Madagascar : "Ce n'est pas un chèque en blanc pour la junte"

17 octobre 2025

Pour l'activiste Ketakandriana Rafitoson, membre de Transparency International, la génération Z reste attachée à la démocratie.

Un soldat posté devant la palais présidentiel malgache
Pour la spécialiste des questions de gouvernance sur l'île, les jeunes ne sont pas forcément ravis de ce coup d'étatImage : Luis Tato/AFP/Getty Images

La situation reste vague à Madagascar après le coup d'Etat militaire et pour analyser la situation, nous avons contacté l'activiste Ketakandriana Rafitoson, membre de Transparency International et du réseau Young African Activist Network. 

DW : Nous avons vu la jeunesse malgache être soulagée lorsque les militaires se sont joints à elle. Mais peut-on interpréter cela comme un réel soutien ? 

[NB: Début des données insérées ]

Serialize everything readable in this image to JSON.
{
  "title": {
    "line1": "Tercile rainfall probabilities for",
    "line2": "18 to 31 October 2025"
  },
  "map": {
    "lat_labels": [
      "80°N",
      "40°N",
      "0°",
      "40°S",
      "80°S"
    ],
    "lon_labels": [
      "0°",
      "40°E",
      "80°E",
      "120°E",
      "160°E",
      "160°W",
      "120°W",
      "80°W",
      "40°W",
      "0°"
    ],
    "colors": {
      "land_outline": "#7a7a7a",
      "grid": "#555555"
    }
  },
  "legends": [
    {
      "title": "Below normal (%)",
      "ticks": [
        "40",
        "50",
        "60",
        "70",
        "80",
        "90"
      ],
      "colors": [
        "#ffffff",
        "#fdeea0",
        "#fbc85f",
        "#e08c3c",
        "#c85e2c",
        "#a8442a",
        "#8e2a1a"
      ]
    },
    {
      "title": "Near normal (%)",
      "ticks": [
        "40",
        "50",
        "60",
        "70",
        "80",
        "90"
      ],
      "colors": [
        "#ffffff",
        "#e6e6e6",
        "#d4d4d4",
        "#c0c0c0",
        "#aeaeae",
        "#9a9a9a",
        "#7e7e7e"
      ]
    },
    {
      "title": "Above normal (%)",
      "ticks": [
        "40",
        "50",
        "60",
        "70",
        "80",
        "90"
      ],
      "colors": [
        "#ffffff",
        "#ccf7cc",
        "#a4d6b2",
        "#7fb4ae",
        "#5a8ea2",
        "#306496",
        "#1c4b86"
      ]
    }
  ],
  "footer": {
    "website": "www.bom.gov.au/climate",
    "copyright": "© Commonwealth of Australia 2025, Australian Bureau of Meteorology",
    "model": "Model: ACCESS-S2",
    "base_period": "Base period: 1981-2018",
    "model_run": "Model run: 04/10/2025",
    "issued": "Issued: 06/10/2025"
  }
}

Ketakandriana Rafitoson : "Lorsque les soldats sont intervenus, ce n'était pas pour prendre le pouvoir dans un premier temps, mais pour mettre fin à l'effusion de sang causée par des semaines de répression. C'est pourquoi de nombreuses personnes ont applaudi, non pas pour soutenir un coup d'État, mais parce qu'elles étaient soulagées que la violence ait cessé. Les gens avaient besoin de quelqu'un pour arrêter le bain de sang. Lorsque le colonel Ranjani a demandé à la foule si elle souhaitait un changement, il s'agissait, je pense, d'une libération et non d'un chèque en blanc pour la junte."

 

DW : Cette arrivée au pouvoir des militaires, est-ce un signe que le système démocratique malgache actuel est à bout de souffle ? Est-ce que la jeunesse s'est sentie trahie ? 

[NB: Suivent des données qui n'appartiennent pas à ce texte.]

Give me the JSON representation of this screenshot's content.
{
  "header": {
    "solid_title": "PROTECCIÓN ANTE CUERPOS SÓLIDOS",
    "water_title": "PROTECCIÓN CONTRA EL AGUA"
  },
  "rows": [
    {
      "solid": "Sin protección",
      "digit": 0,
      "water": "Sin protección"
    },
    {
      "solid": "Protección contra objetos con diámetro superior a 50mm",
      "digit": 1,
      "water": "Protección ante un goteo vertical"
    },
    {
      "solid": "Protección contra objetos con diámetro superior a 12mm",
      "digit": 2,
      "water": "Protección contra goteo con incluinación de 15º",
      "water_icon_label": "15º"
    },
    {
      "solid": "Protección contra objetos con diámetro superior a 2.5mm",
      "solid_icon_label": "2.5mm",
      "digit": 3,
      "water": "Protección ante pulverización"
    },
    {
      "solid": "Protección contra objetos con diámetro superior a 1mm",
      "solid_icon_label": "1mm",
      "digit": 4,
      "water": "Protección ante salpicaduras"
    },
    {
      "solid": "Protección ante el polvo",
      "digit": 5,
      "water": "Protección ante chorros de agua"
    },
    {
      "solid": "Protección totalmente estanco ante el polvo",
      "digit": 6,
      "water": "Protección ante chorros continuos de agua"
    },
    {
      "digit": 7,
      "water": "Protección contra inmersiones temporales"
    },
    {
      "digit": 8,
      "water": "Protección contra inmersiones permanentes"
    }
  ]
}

Ketakandriana Rafitoson : "Je dirais qu'ici ce n'est pas la démocratie qui a échoué, mais ceux qui l'ont vidée de son sens. Lorsque les trois-quarts de la population vivent dans la pauvreté, tandis qu'une petite élite prospère grâce à sa mainmise sur l'État, les gens perdent naturellement espoir.  À Madagascar, les élections sont devenues une sorte de rituel sans aucune obligation de rendre des comptes. Les institutions sont faibles, la justice est politisée et la corruption est systémique. Mais la jeune génération a montré que les citoyens croient encore en la démocratie lorsqu'elle est juste."

 

DW : Ce qui se passe à Madagascar, mais aussi au Maroc, est-ce un avertissement pour de nombreux dirigeants africains ? 

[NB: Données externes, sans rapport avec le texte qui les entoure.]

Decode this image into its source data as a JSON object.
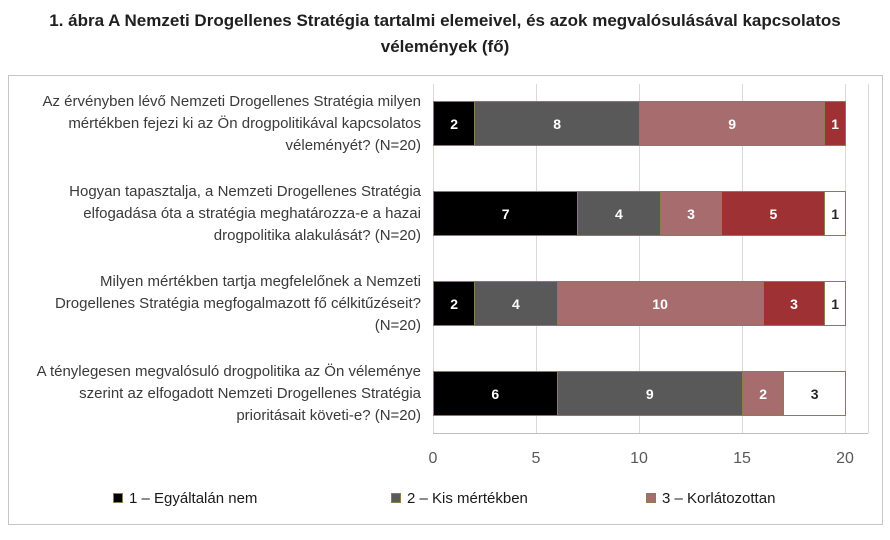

Ketakandriana Rafitoson : "Pour qu'ils fonctionnent, les gouvernements doivent lutter contre la corruption, investir dans les services de base et protéger les libertés. Sinon, les gens continueront à demander justice dans la rue. Le défi consiste maintenant à canaliser cette énergie pour reconstruire des institutions qui appartiennent enfin au peuple. Ce qui se passe à Madagascar est donc un avertissement et une promesse à la fois, et il en va de même dans d'autres pays."